Anyway my initial cutting has been very positive. The knife cuts very
well and has excellent edge retention. I would not hesitate to recommend Mel
Sorg as a custom knife maker. I plan to do some testing in the upcoming days
to see how durable the edge is and how easy it is to resharpen.


[This message has been edited by Cliff Stamp (edited 26 February 1999).]
So nice to read your post since I have ordered a 4.5" skinner from Mel and have been giving some thought to a smaller utility companion knife. He knows his stuff.
Apparently you do too.
I chose to leave more of the details (grind,thickness,etc.) to Mel as I feel he knows more about blades than I do. I agree D2 is a great choice of steel. I went with ironwood scales and one of his "swinger" sheaths.
Mel seems like great guy.
You Cut--I Wait.
Mel was extreemly easy to work with and willing to make the knife that would work best for me - I would not hesitate to recommend him.
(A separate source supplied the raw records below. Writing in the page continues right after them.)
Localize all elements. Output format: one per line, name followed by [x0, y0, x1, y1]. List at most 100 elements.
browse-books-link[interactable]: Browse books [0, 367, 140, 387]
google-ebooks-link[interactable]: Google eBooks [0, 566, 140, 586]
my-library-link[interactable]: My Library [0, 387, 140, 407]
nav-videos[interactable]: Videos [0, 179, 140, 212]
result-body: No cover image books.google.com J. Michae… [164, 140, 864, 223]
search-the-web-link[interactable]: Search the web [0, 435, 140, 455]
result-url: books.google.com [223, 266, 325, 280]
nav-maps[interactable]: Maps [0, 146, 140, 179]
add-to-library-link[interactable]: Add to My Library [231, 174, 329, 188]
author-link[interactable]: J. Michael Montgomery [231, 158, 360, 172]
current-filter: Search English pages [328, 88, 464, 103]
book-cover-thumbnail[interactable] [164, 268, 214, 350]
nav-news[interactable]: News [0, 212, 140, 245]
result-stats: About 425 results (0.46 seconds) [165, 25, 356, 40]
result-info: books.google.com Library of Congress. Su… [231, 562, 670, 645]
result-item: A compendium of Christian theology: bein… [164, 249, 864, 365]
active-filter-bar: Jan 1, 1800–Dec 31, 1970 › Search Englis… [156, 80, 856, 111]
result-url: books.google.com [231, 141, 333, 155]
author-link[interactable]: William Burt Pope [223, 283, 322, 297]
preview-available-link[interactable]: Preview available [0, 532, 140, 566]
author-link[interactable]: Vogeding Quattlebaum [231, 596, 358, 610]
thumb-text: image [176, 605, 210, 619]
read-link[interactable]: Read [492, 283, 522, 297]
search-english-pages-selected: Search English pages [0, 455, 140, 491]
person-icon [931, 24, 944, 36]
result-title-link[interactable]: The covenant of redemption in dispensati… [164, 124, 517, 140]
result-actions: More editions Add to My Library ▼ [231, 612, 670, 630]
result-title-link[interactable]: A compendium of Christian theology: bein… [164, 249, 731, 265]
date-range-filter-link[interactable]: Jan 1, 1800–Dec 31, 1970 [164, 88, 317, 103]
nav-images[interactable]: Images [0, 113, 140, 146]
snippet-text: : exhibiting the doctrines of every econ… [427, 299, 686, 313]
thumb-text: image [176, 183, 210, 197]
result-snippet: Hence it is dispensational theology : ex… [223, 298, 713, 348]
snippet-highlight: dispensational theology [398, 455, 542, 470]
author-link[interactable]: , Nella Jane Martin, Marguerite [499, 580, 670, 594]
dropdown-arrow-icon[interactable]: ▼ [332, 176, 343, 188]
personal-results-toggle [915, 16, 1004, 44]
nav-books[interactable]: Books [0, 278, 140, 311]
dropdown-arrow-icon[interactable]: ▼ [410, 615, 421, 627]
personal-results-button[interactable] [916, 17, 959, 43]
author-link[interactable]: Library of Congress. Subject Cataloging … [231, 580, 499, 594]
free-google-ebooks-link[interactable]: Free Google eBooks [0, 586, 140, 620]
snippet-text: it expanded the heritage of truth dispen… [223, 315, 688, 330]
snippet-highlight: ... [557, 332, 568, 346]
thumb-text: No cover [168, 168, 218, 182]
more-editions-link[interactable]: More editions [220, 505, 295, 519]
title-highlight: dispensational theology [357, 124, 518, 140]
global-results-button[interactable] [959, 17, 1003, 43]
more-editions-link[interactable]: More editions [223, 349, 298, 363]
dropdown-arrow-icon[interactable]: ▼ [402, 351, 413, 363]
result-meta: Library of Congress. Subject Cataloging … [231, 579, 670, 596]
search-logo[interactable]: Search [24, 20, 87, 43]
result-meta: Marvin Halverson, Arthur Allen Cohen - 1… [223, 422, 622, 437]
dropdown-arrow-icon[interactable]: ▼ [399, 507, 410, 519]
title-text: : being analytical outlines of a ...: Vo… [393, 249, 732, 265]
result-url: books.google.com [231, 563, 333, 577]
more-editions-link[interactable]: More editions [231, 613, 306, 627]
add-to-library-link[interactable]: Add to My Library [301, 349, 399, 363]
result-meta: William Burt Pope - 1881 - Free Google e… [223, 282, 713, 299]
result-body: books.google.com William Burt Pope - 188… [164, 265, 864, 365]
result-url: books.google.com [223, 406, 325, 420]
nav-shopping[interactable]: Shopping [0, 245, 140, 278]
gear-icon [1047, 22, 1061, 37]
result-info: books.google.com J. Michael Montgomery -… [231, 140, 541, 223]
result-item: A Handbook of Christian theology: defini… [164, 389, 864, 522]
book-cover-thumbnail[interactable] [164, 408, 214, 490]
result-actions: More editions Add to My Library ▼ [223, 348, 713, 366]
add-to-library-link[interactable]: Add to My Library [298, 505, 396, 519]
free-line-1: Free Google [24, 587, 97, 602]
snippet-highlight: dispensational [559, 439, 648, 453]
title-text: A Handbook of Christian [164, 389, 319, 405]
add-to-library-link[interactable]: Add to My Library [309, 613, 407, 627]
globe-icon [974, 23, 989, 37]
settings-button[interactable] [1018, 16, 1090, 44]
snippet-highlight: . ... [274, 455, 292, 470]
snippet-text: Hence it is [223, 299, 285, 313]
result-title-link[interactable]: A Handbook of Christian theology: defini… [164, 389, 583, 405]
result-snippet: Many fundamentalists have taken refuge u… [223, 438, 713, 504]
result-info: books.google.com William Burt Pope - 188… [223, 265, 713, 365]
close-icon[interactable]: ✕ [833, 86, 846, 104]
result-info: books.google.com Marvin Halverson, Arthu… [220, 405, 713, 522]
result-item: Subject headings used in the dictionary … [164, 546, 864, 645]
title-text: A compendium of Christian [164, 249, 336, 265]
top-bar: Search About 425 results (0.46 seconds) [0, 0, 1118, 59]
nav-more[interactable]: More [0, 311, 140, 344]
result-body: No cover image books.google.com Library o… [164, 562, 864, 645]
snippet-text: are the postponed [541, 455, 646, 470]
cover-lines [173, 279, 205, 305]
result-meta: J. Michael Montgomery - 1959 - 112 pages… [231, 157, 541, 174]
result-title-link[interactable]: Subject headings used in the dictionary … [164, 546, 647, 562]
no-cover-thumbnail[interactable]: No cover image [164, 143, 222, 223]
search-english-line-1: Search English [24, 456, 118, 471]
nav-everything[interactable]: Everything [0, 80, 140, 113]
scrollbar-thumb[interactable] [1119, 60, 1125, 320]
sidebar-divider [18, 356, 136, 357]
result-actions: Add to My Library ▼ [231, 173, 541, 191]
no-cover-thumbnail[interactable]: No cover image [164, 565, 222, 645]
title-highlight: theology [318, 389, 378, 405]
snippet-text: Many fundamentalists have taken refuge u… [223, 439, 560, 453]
Note that I left most of the decisions to him. The discussion was along the lines of me describing what I wanted and making my suggestion for the initial specs and then him adjusting them based on his experience. For example I knew I wanted something with very thin stock (hoping to get something thinner than 1/8"). I also knew I didn't want it to flex like a fillet knife. So basically I said Mel choose the thinnest stock that just barely flexes. He was right on with his pick of 3/32" as it will just flex it I try to bend it but it stiff enough not to bend while cutting. It was the same with just about everything else.

It was also the first knife that I bought in a long time that I didn't want to reprofile or even sharpen the edge. It came with a nice low convex bevel that was very sharp, easily able to push cut through paper, cardboard etc.